I became brutally efficient with my time. I learned to think of my work in terms of the results it produced, not the hours I put in. I advocated for better apps and tools at the company that could help the entire team do more with less time. I taught myself how to use automation tools to keep tasks humming in the background. 

“Work smarter, not harder” became my mantra. I wasn’t willing to sacrifice time with my family or a career I’d worked hard to build. I had to figure out how to get more done with less effort so I could enjoy a balance between work and life outside of work. 

Learning adaptability and empathy

Being a parent taught me to be more adaptable. Kids don’t wait for your schedule. They don’t conform to your ideal workday. You have to pivot quickly to Plan B when Plan A fails.

I became a manager early in my career, and I’m now embarrassed to say that I was a very rigid thinker. I couldn’t understand when “life got in the way of work.” I assumed that other people were bad at managing their time.

Having kids made me more empathetic. I saw how life outside of work—even for reasons unrelated to children—happened, and deserved compassion. 

I wasn’t mediocre by being more adaptable and empathetic. I became more human. 

The entire team benefited from flexibility. As a manager, I let my team know that I trusted them to get work done, without micromanaging oversight. And if something unexpected came up, we would adjust. 

Leading by example

At work, people take cues from other employees, especially those senior to them.

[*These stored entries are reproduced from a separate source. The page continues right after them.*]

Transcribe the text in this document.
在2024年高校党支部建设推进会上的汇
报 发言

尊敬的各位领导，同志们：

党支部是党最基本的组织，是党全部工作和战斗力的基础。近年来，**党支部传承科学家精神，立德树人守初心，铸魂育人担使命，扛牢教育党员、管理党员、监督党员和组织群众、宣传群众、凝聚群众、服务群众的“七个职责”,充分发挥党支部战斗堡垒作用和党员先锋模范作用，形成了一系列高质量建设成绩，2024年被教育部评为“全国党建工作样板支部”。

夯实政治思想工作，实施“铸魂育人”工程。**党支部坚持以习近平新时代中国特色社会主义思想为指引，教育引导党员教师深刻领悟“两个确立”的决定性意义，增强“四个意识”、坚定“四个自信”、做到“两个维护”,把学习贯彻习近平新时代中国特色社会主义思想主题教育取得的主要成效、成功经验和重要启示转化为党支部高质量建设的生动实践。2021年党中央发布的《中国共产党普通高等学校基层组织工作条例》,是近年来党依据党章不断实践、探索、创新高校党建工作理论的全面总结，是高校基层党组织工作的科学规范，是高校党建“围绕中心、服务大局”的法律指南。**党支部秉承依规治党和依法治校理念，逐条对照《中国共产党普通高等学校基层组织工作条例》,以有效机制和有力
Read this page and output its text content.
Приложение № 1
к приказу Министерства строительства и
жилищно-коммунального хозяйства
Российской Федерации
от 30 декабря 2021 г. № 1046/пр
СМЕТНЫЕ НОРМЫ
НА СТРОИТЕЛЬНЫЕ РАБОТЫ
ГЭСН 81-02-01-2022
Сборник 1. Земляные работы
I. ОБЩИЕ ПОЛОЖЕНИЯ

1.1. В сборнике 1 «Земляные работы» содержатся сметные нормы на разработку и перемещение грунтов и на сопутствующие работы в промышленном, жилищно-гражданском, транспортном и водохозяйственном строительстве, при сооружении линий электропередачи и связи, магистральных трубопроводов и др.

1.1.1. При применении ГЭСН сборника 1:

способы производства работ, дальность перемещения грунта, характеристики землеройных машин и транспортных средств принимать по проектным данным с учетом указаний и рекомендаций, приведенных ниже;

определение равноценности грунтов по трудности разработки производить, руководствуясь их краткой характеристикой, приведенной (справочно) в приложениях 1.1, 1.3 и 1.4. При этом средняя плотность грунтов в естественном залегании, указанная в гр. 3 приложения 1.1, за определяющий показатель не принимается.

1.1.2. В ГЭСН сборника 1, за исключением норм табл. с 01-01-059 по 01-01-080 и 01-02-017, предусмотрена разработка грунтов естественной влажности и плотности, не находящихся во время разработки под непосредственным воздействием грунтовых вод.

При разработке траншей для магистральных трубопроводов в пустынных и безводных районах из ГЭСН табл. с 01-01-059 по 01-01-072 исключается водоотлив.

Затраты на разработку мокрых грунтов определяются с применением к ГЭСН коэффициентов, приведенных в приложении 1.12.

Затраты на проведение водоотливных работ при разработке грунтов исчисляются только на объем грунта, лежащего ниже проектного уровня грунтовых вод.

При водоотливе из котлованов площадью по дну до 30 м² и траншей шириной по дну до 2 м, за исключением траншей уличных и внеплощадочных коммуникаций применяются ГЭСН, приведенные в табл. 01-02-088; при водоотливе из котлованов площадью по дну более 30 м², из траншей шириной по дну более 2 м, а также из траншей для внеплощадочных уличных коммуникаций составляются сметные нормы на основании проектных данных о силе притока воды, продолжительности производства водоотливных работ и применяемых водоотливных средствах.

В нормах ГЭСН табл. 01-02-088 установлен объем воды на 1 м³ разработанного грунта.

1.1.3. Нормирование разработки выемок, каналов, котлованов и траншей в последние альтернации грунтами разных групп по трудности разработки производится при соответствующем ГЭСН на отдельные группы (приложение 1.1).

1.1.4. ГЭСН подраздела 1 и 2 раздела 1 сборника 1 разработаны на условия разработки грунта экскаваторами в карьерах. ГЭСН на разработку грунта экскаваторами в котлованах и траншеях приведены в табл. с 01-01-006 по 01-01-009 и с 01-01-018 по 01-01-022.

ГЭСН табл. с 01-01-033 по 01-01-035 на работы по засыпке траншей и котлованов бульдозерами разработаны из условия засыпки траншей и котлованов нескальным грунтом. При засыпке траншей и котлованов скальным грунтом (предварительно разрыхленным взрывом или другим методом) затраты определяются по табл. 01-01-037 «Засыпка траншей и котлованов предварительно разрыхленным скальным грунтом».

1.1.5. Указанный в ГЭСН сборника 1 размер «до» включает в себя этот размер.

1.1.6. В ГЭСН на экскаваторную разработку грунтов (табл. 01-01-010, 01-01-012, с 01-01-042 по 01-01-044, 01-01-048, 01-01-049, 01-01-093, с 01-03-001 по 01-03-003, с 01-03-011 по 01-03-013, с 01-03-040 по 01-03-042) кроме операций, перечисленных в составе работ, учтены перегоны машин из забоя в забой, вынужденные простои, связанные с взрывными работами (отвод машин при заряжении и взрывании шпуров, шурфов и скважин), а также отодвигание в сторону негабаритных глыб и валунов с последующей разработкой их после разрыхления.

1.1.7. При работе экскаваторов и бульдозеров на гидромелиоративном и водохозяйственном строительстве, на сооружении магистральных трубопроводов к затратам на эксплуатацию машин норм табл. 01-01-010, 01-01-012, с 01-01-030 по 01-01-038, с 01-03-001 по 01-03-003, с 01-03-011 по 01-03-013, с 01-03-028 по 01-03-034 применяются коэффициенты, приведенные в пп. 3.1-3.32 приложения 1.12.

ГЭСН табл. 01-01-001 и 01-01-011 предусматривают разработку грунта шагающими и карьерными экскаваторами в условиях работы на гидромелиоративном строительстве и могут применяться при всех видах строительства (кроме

If a company claims to be flexible but your manager sends Slack messages while on vacation, it’s a pretty good indicator that you shouldn’t expect any work-life balance.

Or how about the job that provides zero coverage when you take time off? You return to a pile of work and spend the next week working extra hours to catch up. Not exactly restful if you’re “punished” for taking time off with more work.

The more I embraced work-life balance, the more my team followed suit. If my kids were sick (or I was sick), I took the day off. I took fully unplugged vacations during the year and encouraged others to do the same. We set up internal systems so that anyone taking time off had adequate coverage.

Most importantly, my kids have seen how much I prioritize work-life balance. I’m there to pick them up from after-school activities. They know that “being sick” means “resting and recovering,” not pushing through. 

When my son was little, someone asked, “What do you want to be when you grow up?” He responded, “I want to work from home.” It was a proud moment for me, because I knew that my efforts to model work-life balance were paying off. 

Do I have a multimillion-dollar business, like the author of “Why Work-Life Balance Will Keep You Mediocre”? No. But his priorities are just that: his priorities—not a universal truth.

Pursuing work-life balance is a worthwhile career goal. Don’t let anyone tell you otherwise.